The reality is I’ll probably watch two dozen games in their entirety via MLB.tv, most of them on an iPad, some in airport lounges on my Android phone, and probably a lot of the very cool 13 minute compressed hit-by-hit recaps that are shown every morning after. As for relying on the second-screen GameDay function — basically an avatar of a batter facing out towards a digital version of the home team’s outfield surrounded by stats and an pitch-by-pitch animation and strike zone placement — sometimes I do, sometimes I don’t. I’m a very ADD fan who generally does something else while the game drones in the background — email, memos, reading — and look up at the sound of the crack of the bat and the roar of the crowd, relying in the replay or rewind button to show me the action.
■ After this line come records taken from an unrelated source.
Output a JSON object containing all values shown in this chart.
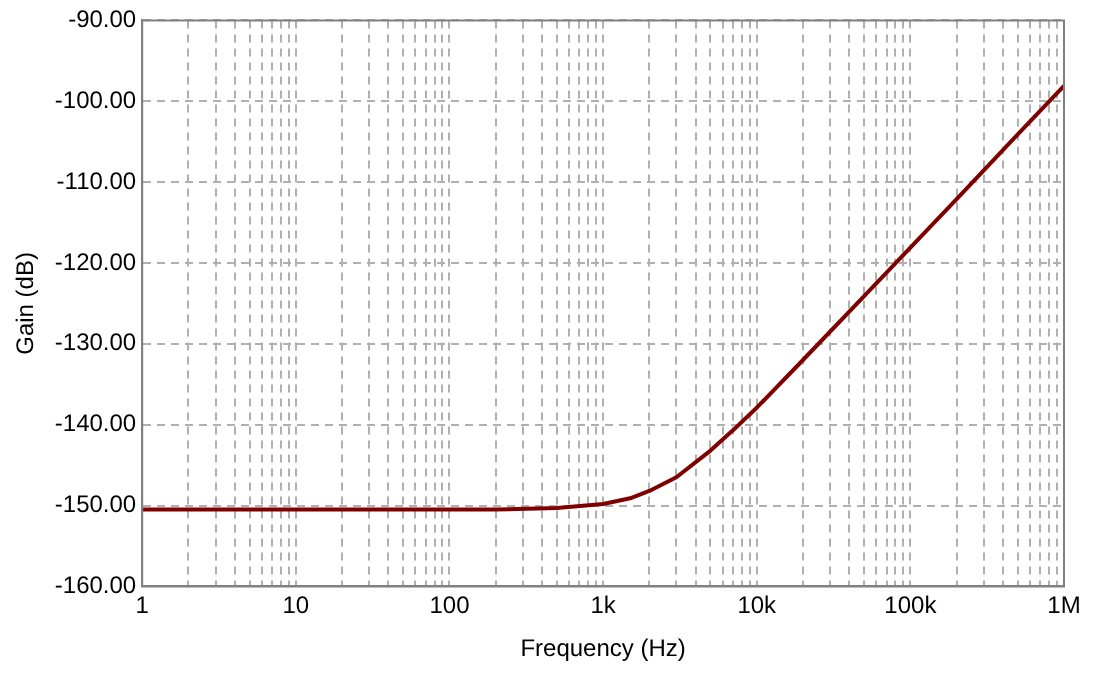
{
  "chart_data": {
    "type": "line",
    "xlabel": "Frequency (Hz)",
    "ylabel": "Gain (dB)",
    "x": [
      1,
      10,
      100,
      200,
      500,
      1000,
      1500,
      2000,
      3000,
      5000,
      7000,
      10000,
      20000,
      50000,
      100000,
      200000,
      500000,
      1000000
    ],
    "series": [
      {
        "color": "#800000",
        "values": [
          -150.5,
          -150.5,
          -150.5,
          -150.5,
          -150.3,
          -149.8,
          -149.1,
          -148.2,
          -146.5,
          -143.2,
          -140.7,
          -137.9,
          -132.0,
          -124.1,
          -118.1,
          -112.1,
          -104.1,
          -98.1
        ]
      }
    ],
    "log": "x",
    "xlim": [
      1,
      1000000
    ],
    "xticks": [
      1,
      {
        "value": 2,
        "label": null
      },
      {
        "value": 3,
        "label": null
      },
      {
        "value": 4,
        "label": null
      },
      {
        "value": 5,
        "label": null
      },
      {
        "value": 6,
        "label": null
      },
      {
        "value": 7,
        "label": null
      },
      {
        "value": 8,
        "label": null
      },
      {
        "value": 9,
        "label": null
      },
      10,
      {
        "value": 20,
        "label": null
      },
      {
        "value": 30,
        "label": null
      },
      {
        "value": 40,
        "label": null
      },
      {
        "value": 50,
        "label": null
      },
      {
        "value": 60,
        "label": null
      },
      {
        "value": 70,
        "label": null
      },
      {
        "value": 80,
        "label": null
      },
      {
        "value": 90,
        "label": null
      },
      100,
      {
        "value": 200,
        "label": null
      },
      {
        "value": 300,
        "label": null
      },
      {
        "value": 400,
        "label": null
      },
      {
        "value": 500,
        "label": null
      },
      {
        "value": 600,
        "label": null
      },
      {
        "value": 700,
        "label": null
      },
      {
        "value": 800,
        "label": null
      },
      {
        "value": 900,
        "label": null
      },
      {
        "value": 1000,
        "label": "1k"
      },
      {
        "value": 2000,
        "label": null
      },
      {
        "value": 3000,
        "label": null
      },
      {
        "value": 4000,
        "label": null
      },
      {
        "value": 5000,
        "label": null
      },
      {
        "value": 6000,
        "label": null
      },
      {
        "value": 7000,
        "label": null
      },
      {
        "value": 8000,
        "label": null
      },
      {
        "value": 9000,
        "label": null
      },
      {
        "value": 10000,
        "label": "10k"
      },
      {
        "value": 20000,
        "label": null
      },
      {
        "value": 30000,
        "label": null
      },
      {
        "value": 40000,
        "label": null
      },
      {
        "value": 50000,
        "label": null
      },
      {
        "value": 60000,
        "label": null
      },
      {
        "value": 70000,
        "label": null
      },
      {
        "value": 80000,
        "label": null
      },
      {
        "value": 90000,
        "label": null
      },
      {
        "value": 100000,
        "label": "100k"
      },
      {
        "value": 200000,
        "label": null
      },
      {
        "value": 300000,
        "label": null
      },
      {
        "value": 400000,
        "label": null
      },
      {
        "value": 500000,
        "label": null
      },
      {
        "value": 600000,
        "label": null
      },
      {
        "value": 700000,
        "label": null
      },
      {
        "value": 800000,
        "label": null
      },
      {
        "value": 900000,
        "label": null
      },
      {
        "value": 1000000,
        "label": "1M"
      }
    ],
    "ylim": [
      -160,
      -90
    ],
    "yticks": [
      {
        "value": -160,
        "label": "-160.00"
      },
      {
        "value": -150,
        "label": "-150.00"
      },
      {
        "value": -140,
        "label": "-140.00"
      },
      {
        "value": -130,
        "label": "-130.00"
      },
      {
        "value": -120,
        "label": "-120.00"
      },
      {
        "value": -110,
        "label": "-110.00"
      },
      {
        "value": -100,
        "label": "-100.00"
      },
      {
        "value": -90,
        "label": "-90.00"
      }
    ],
    "grid": true,
    "legend": false,
    "marker": "none",
    "line_style": "solid"
  }
}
But I pay because I am a fan and fans are fanatics after all.  While the blackout policies always piss me off, and make me especially curse the national weekend and post-season blackouts induced by MLB’s exclusives with Fox Sports and ESPN, still I pay.

It’s a great racket they have going and deserves the praise it has received from both the tech and the financial press. There’s good reason MLB.com CEO Bob Bowman made a list of the smartest people in tech in 2010 (here’s an interview he did with AllThingsD’s Peter Kafka last spring.) I know of no other media organization that rose to the challenge, seized the opportunity, and then innovated against the technical opportunity like Major League Baseball — a remarkable feat considering the league consists of 30+ independent owners governed loosely by a commissioner.